A full Ohio Stadium generates almost $50 million each year for Ohio State. USATSI

Ohio State finished third nationally in 2019 averaging more than 103,000 fans in 102,082-seat Ohio Stadium. 

Smith is a leading voice in college athletes, beginning his 14th year as AD at Ohio State. He is a former member of the men's basketball committee and executive director of the Division I-A Athletic Directors Association.

He is currently co-chair of the NCAA Board of Governors Federal and State Legislation Working Group that is expected to forward name, image and likeness recommendations later this month. 

  • He mentioned a "collective effort" by several parties in deciding when football will return. But major college athletics is anything but collaborative.
  • Leagues can't even decide on a uniform number of conference games. The Pac-12, Big 12 and Big Ten play nine. The ACC and SEC play eight. 
  • NCAA medical return-to-play guidelines are just that … guidelines, not hard and fast rules. 
  • The conferences themselves cancelled their basketball tournaments last month on their own in disjointed order.
  • If it's all about student-athlete welfare consider Wisconsin. The Big Ten powerhouse said the NCAA "overreacted" in granting an extra year of eligibility to athletes in spring sports. 

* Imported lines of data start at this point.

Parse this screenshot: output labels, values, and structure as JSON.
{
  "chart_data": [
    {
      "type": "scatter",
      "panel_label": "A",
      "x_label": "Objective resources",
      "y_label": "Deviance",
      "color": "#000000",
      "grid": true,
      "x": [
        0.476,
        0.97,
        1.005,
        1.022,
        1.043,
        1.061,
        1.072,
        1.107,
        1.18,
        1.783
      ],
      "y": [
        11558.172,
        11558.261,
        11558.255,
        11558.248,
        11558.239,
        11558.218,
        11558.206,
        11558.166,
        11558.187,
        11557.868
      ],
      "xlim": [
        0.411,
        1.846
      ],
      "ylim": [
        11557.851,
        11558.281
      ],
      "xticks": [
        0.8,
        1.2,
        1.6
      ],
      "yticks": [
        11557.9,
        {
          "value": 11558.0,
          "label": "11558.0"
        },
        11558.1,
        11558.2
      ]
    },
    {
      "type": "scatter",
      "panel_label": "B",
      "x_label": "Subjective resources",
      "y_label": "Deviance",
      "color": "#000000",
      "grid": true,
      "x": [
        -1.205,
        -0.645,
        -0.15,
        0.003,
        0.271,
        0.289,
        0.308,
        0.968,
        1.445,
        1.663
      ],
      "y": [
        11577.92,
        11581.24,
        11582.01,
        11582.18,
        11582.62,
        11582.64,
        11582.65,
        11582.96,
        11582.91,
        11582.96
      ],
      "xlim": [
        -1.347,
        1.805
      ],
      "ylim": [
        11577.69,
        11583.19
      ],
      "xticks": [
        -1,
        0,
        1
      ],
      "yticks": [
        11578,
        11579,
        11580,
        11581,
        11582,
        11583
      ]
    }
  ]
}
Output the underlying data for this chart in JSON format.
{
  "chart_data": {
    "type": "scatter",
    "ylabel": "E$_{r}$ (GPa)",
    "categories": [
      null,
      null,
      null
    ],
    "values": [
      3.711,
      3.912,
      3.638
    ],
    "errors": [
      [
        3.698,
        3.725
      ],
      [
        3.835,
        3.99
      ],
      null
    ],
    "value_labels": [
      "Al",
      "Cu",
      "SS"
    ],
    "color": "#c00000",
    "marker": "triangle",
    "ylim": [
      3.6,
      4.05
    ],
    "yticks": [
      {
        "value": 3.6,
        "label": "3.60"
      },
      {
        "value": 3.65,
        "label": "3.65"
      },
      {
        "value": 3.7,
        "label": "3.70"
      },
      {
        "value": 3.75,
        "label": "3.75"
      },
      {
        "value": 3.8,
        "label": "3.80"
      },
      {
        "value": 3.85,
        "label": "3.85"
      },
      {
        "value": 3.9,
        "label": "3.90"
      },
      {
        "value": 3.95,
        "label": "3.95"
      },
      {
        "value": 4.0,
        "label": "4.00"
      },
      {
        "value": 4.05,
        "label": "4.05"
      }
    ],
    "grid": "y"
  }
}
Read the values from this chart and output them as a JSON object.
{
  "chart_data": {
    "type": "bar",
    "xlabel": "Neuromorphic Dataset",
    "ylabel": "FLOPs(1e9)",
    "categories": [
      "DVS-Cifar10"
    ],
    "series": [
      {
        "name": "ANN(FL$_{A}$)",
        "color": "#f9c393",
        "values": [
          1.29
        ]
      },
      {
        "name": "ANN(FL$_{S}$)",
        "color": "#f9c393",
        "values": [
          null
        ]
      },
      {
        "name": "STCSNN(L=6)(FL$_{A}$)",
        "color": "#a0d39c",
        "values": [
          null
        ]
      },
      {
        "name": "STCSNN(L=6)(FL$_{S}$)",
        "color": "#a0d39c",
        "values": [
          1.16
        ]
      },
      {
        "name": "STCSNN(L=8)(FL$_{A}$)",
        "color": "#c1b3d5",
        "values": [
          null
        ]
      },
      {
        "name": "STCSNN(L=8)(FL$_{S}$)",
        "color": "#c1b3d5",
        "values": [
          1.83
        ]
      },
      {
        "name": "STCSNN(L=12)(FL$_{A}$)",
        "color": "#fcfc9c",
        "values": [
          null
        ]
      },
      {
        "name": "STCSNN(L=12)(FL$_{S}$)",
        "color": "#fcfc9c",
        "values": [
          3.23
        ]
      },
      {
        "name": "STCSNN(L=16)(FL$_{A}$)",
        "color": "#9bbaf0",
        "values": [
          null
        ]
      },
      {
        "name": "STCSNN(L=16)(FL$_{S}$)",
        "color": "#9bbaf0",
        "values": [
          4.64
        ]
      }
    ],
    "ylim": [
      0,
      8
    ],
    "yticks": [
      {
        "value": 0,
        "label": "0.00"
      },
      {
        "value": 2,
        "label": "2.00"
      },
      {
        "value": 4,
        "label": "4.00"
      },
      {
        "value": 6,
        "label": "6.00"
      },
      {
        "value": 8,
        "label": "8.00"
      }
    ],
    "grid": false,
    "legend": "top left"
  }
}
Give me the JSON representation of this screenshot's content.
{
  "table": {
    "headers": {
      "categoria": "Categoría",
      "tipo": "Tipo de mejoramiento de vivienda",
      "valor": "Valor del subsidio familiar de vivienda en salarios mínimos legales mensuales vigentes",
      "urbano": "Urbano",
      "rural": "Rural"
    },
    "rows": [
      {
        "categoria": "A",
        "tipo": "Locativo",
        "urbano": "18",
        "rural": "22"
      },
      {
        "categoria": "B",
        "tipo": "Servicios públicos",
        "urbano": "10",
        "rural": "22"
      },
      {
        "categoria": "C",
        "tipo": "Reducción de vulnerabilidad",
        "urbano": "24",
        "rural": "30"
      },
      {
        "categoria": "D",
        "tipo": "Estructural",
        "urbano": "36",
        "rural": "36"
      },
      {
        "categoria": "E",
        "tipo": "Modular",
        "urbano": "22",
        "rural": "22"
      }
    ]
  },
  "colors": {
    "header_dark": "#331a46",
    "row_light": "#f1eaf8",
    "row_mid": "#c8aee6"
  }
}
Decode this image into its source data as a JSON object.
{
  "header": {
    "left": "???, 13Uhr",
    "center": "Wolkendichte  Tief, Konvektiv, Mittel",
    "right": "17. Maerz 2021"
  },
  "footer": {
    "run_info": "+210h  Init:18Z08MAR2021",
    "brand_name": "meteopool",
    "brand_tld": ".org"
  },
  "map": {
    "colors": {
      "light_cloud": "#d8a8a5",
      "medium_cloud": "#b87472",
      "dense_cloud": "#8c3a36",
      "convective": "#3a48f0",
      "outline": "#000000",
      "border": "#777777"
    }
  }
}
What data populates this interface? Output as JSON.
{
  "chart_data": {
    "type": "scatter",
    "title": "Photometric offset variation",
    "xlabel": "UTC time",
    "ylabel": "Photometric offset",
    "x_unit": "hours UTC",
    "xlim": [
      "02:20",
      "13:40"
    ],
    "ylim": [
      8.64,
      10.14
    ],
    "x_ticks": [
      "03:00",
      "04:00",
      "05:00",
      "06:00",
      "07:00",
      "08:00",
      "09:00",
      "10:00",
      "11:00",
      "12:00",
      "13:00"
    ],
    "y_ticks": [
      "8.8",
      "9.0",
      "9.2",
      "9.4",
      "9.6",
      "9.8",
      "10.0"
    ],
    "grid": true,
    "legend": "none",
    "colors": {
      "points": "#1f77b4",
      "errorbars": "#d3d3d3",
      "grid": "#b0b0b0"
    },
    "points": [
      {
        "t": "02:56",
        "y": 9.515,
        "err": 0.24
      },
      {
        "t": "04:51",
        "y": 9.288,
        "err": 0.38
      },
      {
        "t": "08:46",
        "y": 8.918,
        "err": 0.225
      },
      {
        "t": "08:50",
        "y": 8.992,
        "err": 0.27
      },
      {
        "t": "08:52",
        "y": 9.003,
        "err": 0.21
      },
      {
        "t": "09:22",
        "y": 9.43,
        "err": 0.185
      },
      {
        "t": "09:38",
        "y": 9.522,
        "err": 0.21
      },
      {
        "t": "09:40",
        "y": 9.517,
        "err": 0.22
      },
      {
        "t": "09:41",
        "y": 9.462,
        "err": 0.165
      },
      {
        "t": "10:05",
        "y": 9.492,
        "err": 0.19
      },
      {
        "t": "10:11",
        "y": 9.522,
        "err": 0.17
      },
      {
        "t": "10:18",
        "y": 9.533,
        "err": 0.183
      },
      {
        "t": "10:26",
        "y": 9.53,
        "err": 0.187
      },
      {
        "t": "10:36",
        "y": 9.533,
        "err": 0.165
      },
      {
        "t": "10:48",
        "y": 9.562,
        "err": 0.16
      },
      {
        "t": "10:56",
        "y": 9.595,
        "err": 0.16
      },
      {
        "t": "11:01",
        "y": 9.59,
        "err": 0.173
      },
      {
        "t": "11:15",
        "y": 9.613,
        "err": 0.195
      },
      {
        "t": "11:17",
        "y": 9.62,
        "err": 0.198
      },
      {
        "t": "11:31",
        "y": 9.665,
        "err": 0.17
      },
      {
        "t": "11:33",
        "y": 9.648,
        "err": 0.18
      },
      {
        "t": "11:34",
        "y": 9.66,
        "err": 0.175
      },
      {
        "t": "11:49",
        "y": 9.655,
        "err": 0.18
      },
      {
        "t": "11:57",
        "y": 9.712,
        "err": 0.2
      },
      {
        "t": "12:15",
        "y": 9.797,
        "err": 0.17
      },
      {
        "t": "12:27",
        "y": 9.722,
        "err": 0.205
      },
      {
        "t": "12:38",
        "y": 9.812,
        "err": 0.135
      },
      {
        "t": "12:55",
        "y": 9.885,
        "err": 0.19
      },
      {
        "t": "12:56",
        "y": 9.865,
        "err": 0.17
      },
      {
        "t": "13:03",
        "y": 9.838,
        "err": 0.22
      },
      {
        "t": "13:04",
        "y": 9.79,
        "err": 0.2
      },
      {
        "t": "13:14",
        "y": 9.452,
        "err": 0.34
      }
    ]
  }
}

"We can't promise you anything," Wisconsin AD Barry Alvarez told the Wisconsin State Journal.

"If it was football, we'd have a different conversation …," Smith said reacting to that story.  

Plus, there is no central authority in the sport. In times like these when one is desperately needed Smith said the Power Five commissioners and Division I Football Oversight Committee would take the lead. 

"Those are two we lean on," said Smith, who added: "You're right. There's probably going to be an inflection point. There's going to be a difference of opinion on something. The reality is we think everyone at least as athletic directors and Power Five commissioners and people on Football Oversight Committee, player safety is going to be paramount." 

What Smith would not predict a return to play. CBS Sports has previously reported all options are on the table for playing the 2020 season, including one that would be played in spring 2021. 

"I'm hopeful we have football season in the fall," Smith said. "I'm entering this return-to-play thought process with the hopes that some model will work for the fall. That might be naïve on my part. I have to believe something is going to happen. What it's going to look like, I don't know." 

The NCAA on Friday announced formation the Covid-19 Playing and Practice Seasons Working Group. In a release, the association admitted there will be "possible modifications of conditioning and training in the summer and preseason," for football.

"The foundation of return to practice and competition is public health," the NCAA said. "Assuming safety principles are in place, there are many 'what if' scenarios that this group will assess."